Where the North Meets the South, The Pollution Charges Fly

Tunisia builds environmental program that makes economic sense

THROUGHOUT much of the year, the trees along the central promenade of Tunis's Avenue Bourguiba are filled with tens of thousands of brown sparrows, so loud during much of the day that passers-by on the busy street have to shout to be heard above the din.

"In Europe they would have already got rid of them as a public nuisance, but here we not only leave them be, but we go to the expense of cleaning up after them each night," says Hachmi Kennou, director of Tunisia's National Sanitation Office. "When it comes to the environment, we don't feel we have any lessons to learn from the north."

Mr. Kennou speaks with a smile, but his words betray a grudge often heard on the southern rim of the Mediterranean: that when it comes to the Sea's environment, it is the north that is the bigger polluter, while the south is portrayed as doing little or nothing about the problem.

"It's very popular to point a finger at the south, but in the western Mediterranean the biggest polluters are Italy, France, and Spain," says Amel Benzarti, director of international cooperation in Tunisia's Environment Ministry. "They are responsible for 80 percent of the urban and industrial pollution."

Yet as important as it is that the north do more to address its own environmental problems, Ms. Benzarti says, the Mediterranean's salvation can only come through closer cooperation - on stopping pollution, and on such broader issues as development and population growth.

The Mediterranean, which has cradled many of the world's greatest civilizations and carried traders and migrants for millennia, is in fact a nearly closed body of water with only the eight-mile-wide Strait of Gibraltar for an outlet. Most of the cities on its rim still dump untreated sewage into its azure blue waters; rivers, especially those in the industrialized north, carry tons of toxins of all sorts into the sea; and more than a third of all petroleum transported by sea passes through the Mediterran ean, resulting in more than 500,000 tons of crude oil pollution annually.

"More than 17 catastrophes the size of the Exxon Valdez occur in silence each year in the Mediterranean," Algerian Foreign Minister Lakhdar Brahimi told the United Nations General Assembly last November. On land, he added, desertification "threatens no less than 90 percent of the Mahgreb countries' surface."

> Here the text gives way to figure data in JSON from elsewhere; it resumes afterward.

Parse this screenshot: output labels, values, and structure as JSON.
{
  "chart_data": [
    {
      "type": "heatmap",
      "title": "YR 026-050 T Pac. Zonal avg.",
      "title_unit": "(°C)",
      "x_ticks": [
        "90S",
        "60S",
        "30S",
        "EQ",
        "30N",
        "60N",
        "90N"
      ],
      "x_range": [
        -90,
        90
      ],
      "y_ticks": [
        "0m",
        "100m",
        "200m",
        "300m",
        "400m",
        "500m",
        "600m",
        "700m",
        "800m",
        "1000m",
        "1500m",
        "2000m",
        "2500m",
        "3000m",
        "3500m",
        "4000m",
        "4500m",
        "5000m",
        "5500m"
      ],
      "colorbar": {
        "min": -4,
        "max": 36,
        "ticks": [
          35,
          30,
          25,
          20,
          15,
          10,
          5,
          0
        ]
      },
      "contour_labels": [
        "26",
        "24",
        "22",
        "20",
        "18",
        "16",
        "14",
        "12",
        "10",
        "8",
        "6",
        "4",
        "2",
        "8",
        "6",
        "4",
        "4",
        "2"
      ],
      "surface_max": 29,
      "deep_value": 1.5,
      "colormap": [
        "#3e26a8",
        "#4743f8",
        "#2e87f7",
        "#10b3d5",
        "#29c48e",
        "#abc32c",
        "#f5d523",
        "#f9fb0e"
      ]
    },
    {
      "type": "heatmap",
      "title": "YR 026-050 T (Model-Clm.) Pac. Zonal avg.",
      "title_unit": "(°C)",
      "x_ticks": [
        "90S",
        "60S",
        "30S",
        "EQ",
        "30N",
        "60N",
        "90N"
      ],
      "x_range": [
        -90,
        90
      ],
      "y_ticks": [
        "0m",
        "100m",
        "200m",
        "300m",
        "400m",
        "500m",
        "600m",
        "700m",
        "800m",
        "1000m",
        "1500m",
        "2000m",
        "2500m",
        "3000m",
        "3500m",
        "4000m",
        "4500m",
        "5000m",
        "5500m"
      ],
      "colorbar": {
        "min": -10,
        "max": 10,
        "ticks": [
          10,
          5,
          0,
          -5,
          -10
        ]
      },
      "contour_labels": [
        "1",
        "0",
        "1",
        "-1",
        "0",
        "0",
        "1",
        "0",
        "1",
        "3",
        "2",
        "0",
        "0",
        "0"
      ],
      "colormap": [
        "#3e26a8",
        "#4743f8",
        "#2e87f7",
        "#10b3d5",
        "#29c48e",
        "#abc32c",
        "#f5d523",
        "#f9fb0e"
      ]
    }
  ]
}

The Mediterranean is actually a paradigm of the world's unbalanced North-South divide, with a highly industrialized consumer society on one shore facing an underdeveloped region with a booming population on the other. As Mohammed Ennabli, Tunisia's minister of environment noted recently, "Where is sustainable development when over-industrialization is located on one side, and over-population on the other?" Overarching needs

The case of Algeria, whose population will have multiplied five-fold between 1950 and 2025, to 52 million, is often cited as a Mediterranean example of unmanageable population growth. With critical housing and infrastructure needs topping the social agenda, the environment often takes a back seat.

Tunisia, however, has worked for decades to cut its annual population growth to just over 2 percent. "Tunisia is the laboratory country of the Mediterranean," says Bernard Brusset, an environmental expert with the European Community's Mediterranean Affairs Administration. "They have both the will and a strategy for setting a certain example."

As enlightened as the country's environmental program is, it also makes good economic sense, Mr. Brusset adds, since Tunisia suffers a natural water shortage and because tourism provides about 30 percent of the country's revenue and employment.

Tunisia is the only Mediterranean country to have equipped 80 percent of its coast - and 100 percent of tourist zones - with sewage treatment facilities, its officials claim. The country invested $140 million in waste-water treatment between 1987 and 1991, and $200 million has been earmarked through 1996.

One key step was to create a national authority to push foot-dragging municipalities to pursue water treatment projects by promising them funds. "The traditional mentality we often confronted considered that it was understandable to pay to receive water, electricity," Kennou says, "but to pay to take it away and treat it? There was a reaction." Public criticism

The government has faced public criticism for giving low-cost credit to companies paying to hook into the new infrastructure. But Benzarti responds that "The ... problem is partly our responsibility because we encouraged companies to come here.

"In the future," she adds, "we aren't going to fall prey to the illusion of no-cost development. Companies are going to have to play their part from the beginning." This year Tunisia began requiring environmental impact reports on new development.

In addition to its own money, Tunisia can tap the $625 million the European Community has slated for environmental projects in the south Mediterranean over five years, plus programs with individual European countries. Germany, which sends 600,000 tourists a year to Tunisia, provides funding, as does Sweden.

An EC beach cleanup program, known as the Blue Flag and modeled in Tunisia as the Blue Hand, after the symbol of safe beaches has been touted as one of the most successful environmental cleanup programs in the world. In Islamic countries the hand is a symbol of protection.

"The sea is under heavy pressure, all of these countries [in the south] will face serious water management problems within 15 years, and the key to the situation will be making average people aware of the problems and the solutions," says the EC's Brusset. "We won't get far by criticizing the north or the south, but by approaching the problems with the spirit of a club."